In this study, we successfully utilized fiber-sparing tubular retractors for the resection
of deep-seated supratentorial HGGs with exoscopic visualization. Use of this technology
allowed us to perform small preplanned craniotomies that enabled accurate triangulation
of the target lesions. Preoperative DTI sequences aided in the selection of these
surgical trajectories that were generally tailored to avoid crossing white matter
tracts orthogonally. The trans-sulcal approach was most commonly used for retractor
passage. It prevented the need for a corticectomy in most cases and thus minimized
brain manipulation and resection. Neuronavigation and intraoperative ultrasound were
used to visualize the path of the retractor through parenchyma in real time, which
allowed us to center the retractor carefully at the outer edge of the target lesion
at the start of resection. Often working down the barrel of a deep corridor, tumor
resection was possible with the use of specialized tissue-biting devices that did
not block exoscopic visualization. This allowed us to achieve excellent volumetric
HGG resections, on average > 95%. Larger lesions required retractor adjustment to
see the poles of the tumor, an important consideration during craniotomy planning
to avoid retractor motion limitation by the bone edge. Functionally, most patients
in our study fared well, with an improved or stable KPS in > 93%.

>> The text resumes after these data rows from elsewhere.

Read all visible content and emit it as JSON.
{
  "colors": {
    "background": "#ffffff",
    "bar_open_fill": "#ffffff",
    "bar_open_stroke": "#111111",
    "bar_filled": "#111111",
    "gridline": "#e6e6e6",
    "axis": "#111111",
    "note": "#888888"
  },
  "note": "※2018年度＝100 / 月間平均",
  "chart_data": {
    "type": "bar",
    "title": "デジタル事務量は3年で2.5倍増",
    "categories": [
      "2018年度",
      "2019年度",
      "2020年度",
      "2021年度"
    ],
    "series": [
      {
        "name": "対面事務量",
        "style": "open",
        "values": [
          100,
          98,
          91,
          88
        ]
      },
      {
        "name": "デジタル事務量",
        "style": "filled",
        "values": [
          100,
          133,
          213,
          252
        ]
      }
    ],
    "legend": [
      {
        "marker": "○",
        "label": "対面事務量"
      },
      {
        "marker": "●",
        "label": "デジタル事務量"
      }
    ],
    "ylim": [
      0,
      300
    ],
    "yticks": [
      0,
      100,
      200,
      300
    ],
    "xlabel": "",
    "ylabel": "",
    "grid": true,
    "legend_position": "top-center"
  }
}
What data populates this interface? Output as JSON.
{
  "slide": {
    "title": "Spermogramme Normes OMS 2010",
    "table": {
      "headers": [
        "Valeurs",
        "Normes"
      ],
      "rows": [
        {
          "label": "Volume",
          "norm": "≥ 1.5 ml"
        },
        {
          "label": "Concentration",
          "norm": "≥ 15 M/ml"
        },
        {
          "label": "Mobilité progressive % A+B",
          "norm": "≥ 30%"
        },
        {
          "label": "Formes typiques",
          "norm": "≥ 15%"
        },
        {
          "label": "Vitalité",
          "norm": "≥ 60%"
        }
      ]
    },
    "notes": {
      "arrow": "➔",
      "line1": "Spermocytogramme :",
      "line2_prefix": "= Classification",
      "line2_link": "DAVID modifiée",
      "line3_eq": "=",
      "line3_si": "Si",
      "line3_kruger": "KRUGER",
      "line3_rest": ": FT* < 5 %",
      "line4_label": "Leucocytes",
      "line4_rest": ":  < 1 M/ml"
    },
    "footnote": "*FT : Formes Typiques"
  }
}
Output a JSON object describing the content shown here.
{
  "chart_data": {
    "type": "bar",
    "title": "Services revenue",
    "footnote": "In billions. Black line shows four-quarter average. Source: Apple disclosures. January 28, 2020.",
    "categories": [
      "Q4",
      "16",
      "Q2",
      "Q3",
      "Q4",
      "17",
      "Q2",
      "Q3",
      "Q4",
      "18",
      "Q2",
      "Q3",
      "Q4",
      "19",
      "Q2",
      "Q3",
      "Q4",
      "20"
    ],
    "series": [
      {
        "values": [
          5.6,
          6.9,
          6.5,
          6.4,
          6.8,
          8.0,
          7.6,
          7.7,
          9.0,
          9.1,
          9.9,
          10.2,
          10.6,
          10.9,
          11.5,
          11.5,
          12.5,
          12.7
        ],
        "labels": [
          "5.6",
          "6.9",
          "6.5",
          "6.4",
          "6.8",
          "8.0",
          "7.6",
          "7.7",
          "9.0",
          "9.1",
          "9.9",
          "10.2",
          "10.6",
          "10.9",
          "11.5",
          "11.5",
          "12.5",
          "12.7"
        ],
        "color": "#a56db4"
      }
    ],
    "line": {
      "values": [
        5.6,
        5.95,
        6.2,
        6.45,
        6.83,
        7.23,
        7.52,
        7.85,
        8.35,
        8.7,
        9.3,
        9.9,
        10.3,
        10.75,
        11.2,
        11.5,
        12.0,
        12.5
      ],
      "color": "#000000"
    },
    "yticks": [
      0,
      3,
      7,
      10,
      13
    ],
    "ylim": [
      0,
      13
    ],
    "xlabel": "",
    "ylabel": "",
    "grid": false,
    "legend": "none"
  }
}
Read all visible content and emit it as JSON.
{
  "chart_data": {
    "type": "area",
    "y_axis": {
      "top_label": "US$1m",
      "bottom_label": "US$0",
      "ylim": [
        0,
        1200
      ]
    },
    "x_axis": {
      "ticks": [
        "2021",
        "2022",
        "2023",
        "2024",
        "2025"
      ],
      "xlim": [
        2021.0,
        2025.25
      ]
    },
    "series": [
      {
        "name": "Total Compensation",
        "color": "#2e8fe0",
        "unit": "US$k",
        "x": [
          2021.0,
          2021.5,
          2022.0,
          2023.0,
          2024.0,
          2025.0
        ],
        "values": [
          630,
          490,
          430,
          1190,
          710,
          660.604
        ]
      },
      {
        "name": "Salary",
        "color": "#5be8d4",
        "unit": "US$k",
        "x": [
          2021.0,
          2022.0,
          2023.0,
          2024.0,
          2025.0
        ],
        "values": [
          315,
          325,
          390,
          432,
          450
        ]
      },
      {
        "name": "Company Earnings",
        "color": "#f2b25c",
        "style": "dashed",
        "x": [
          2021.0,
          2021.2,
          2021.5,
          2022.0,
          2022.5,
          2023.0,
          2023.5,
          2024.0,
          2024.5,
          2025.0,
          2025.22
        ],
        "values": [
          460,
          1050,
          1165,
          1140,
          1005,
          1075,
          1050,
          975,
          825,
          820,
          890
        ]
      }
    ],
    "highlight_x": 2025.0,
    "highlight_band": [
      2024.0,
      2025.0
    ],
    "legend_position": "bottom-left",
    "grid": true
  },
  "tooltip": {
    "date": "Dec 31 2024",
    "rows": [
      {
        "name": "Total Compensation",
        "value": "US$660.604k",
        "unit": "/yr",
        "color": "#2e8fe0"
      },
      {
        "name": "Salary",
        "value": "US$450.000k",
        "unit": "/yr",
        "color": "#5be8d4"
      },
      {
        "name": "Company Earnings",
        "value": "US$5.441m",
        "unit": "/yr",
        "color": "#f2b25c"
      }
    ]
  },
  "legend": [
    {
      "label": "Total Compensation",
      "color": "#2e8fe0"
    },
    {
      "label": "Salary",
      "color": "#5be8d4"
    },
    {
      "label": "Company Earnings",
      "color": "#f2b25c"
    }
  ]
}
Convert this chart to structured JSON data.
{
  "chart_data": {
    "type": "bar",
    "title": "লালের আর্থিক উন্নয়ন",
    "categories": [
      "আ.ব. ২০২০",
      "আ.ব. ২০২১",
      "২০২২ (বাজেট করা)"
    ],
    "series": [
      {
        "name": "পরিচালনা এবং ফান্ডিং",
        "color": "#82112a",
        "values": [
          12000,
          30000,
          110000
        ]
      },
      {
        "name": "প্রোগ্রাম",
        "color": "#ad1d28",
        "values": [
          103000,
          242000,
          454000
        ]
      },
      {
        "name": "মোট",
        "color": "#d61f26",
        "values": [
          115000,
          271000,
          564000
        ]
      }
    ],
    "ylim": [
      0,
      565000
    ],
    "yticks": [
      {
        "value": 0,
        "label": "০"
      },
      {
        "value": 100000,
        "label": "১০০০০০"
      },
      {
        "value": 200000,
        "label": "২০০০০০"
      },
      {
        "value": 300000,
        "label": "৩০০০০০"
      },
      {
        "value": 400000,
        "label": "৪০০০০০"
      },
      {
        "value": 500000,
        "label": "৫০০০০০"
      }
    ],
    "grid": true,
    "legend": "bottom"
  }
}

This study is the first to describe the efficacy of using minimally invasive approaches
for the resection of deep-seated HGGs. It provides an alternative to stereotactic
needle biopsies and traditional open approaches, where the risks are minimized by
using tubular retractors to splay white matter tracts and provide a protected corridor
for resection. This method allows extensive resection while minimizing possible morbidity
from iatrogenic injury.
However, our study is not without limitations. This study was not designed to evaluate
if this technique and/or extensive resection was associated with prolonged survival
or delayed recurrences. It was meant to serve as a proof of principle to demonstrate
that these techniques can be used for these high-risk deep-seated HGGs, namely those
in the thalamus and basal ganglia where needle biopsies are historically the treatment
of choice in this region given the high surgical risk. Randomized studies comparing
techniques and studies with longer-term follow-up would be needed to evaluate survival
outcomes.
Our small sample size also limits detailed statistical analysis and generalizability
of the technique. Larger studies would be needed to verify these results. Moreover,
our study was limited to intraparenchymal high-grade tumors. We excluded low-grade
gliomas and intraventricular tumors that are surgically distinct from intraparenchymal
high-grade tumors, and therefore cannot be generalized to these other tumor types
and locations. Lastly, our short follow-up period also limits discussion of possible
long-term effects and neurologic deficits. Nonetheless, we believe this technique
provides a successful way to perform resections on deep-seated HGGs that are typically
reserved for needle biopsies. Despite these limitations, we believe our study highlights
a technique by which tubular retractors can be used to resect deep-seated HGGs safely
and effectively.
Conclusion
An increasing number of studies have documented improved patient outcomes with extensive
resection of HGGs. Deep-seated HGGs associated with the basal ganglia, thalamus, and
critical white matter tracts can be surgically challenging to access and to resect
without neurologic injury. As a result, many surgeons favor needle biopsies of these
tumors to establish a diagnosis alone that does little to improve mass effect and
to change the natural history of the disease. We provide a minimally invasive solution
to this problem, utilizing tubular retractors with exoscopic visualization to access
and extensively resect deep-seated HGGs with minimal resultant morbidity.